The word doesn't translate easily into English.1 As far as I can tell, it's somewhere between "guys" – used in a social setting, as in "hi guys" / "ciao ragazzi" – and more discriminatory words like "yobs" or even "chavs", words which in English carry vindictive tones and imply a social underclass. (The term "youths" feels weak by comparison, but at least it doesn't reek of class divide the way "chavs" does. I find that one pretty obnoxious.) The ragazzi who graffiti doors and break bottles may be a nuisance, but they're not outcasts. They're part of the earthy mess that is humanity. Perhaps this man's father had been the ragazzo with the paintbrush.
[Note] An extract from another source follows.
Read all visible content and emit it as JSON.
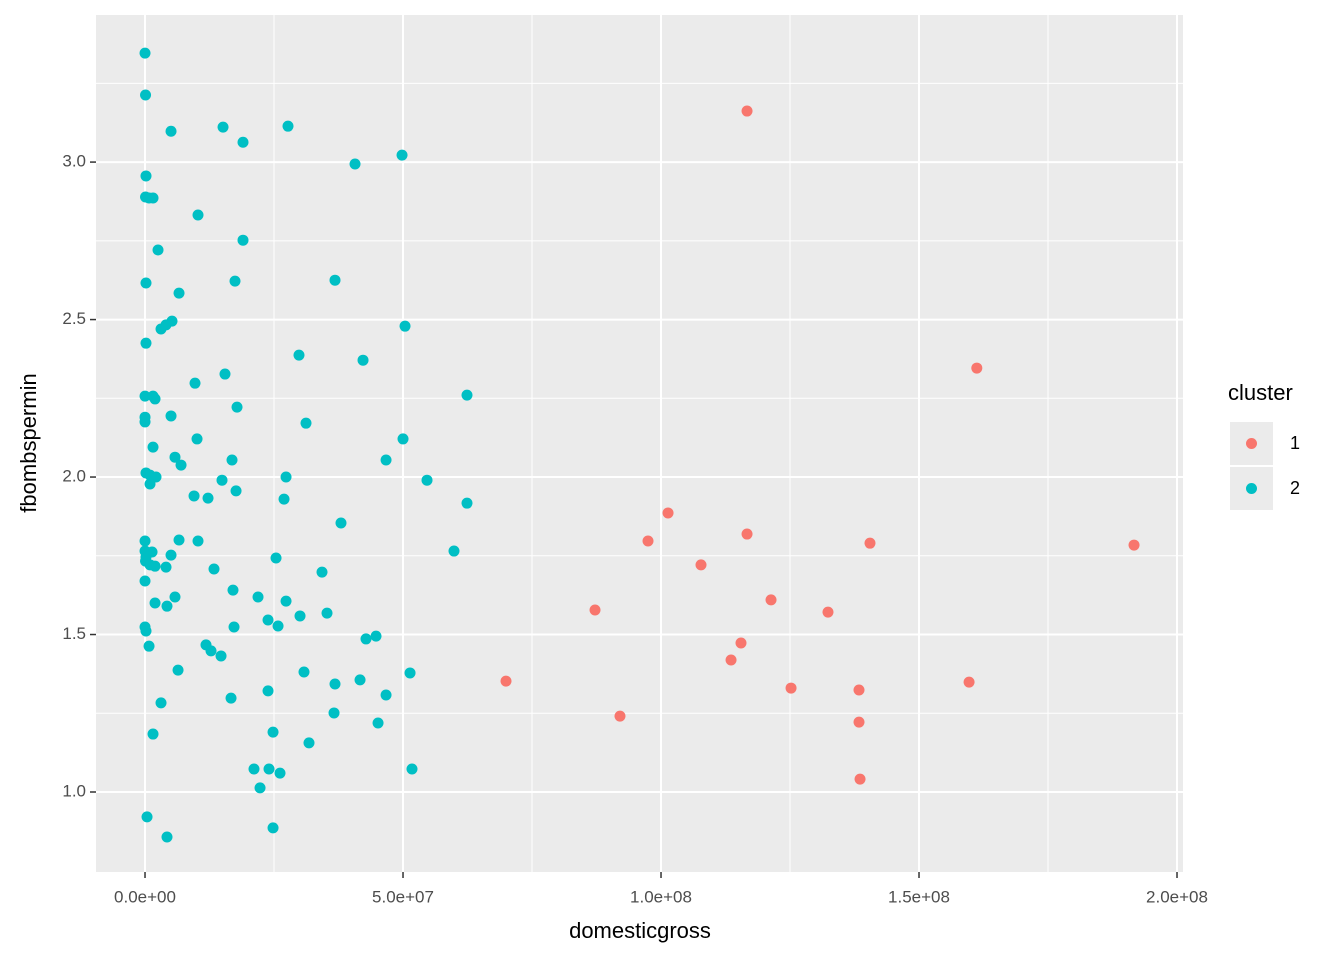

I felt a little guilty for showing an interest in the story of the old door. The town of Pietragalla is far more proud of its spectacular Palazzo Ducale, its medieval streets, its immaculate 18th Century church and its grassy "village" of intriguing palmenti, unique stone huts used for fermenting grapes to make wine (and now benefitting from a hefty restoration budget). In the midst of all this nobler stuff, I felt as if I had come close to insulting the kind man and the history of his town. He showed me no resentment, but his insistence on the nothingness of the story was telling.
Trust and fear
Perhaps the question of old allegiances is more delicate here in Italy than it is in the UK or the USA, where fascism never took hold and where the streets never rumbled with German tanks. In July 1943, just a few weeks before Italy's surrender, the bodies of American airmen were literally falling from the exploding wreckage of their aircraft in the skies above Pietragalla. (The details of the downing of the B-24 ‘Fyrtle Myrtle’ – and what a great name that is – survives in surprising detail.)
When Italy capitulated to the Allies in September of that year, as British forces captured first Sicily and then with the Americans moved into the south-western regions of Salerno and Calabria, the country changed course almost overnight, but German troops remained as Allied bombs fell and local resistance movements struggled to flush them out.
These ancient little streets perched on hills and clinging to mountainsides must have been rife with suspicion, uncertainty and fear. English travel writer Eric Newby, who was sheltered by locals in the Apennines after a semi-botched mission to blow up some German aircraft, writes of the constant paura, the fear, that ran through society. The word reappears throughout his memoir of that experience, Love and Death in the Apennines. Paura, paura... it governed who people spoke to, where they went, who they danced with. If someone became unexpectedly shy or unfriendly, another would offer a conciliatory explanation: "He has paura."
Whatever happened in this quiet alley, its old graffiti-covered door seemed to offer a glimpse into the fear of those times. Perhaps it was ‘only’ ragazzi who painted those words, but wars are largely fought by ragazzi. Europe is strewn with their remains.
I am not an Italian speaker, so please take my analysis with a pinch of salt, and if you know better, do correct me!
Just a small tweak; ‘paura.’ (Fear)
You can still find older Italians that revere Mussolini and think he’s a hero of industrialisation. They say because he improved infrastructure, public health, and built Cinecittà which was integral to kickstarting the Italian film industry.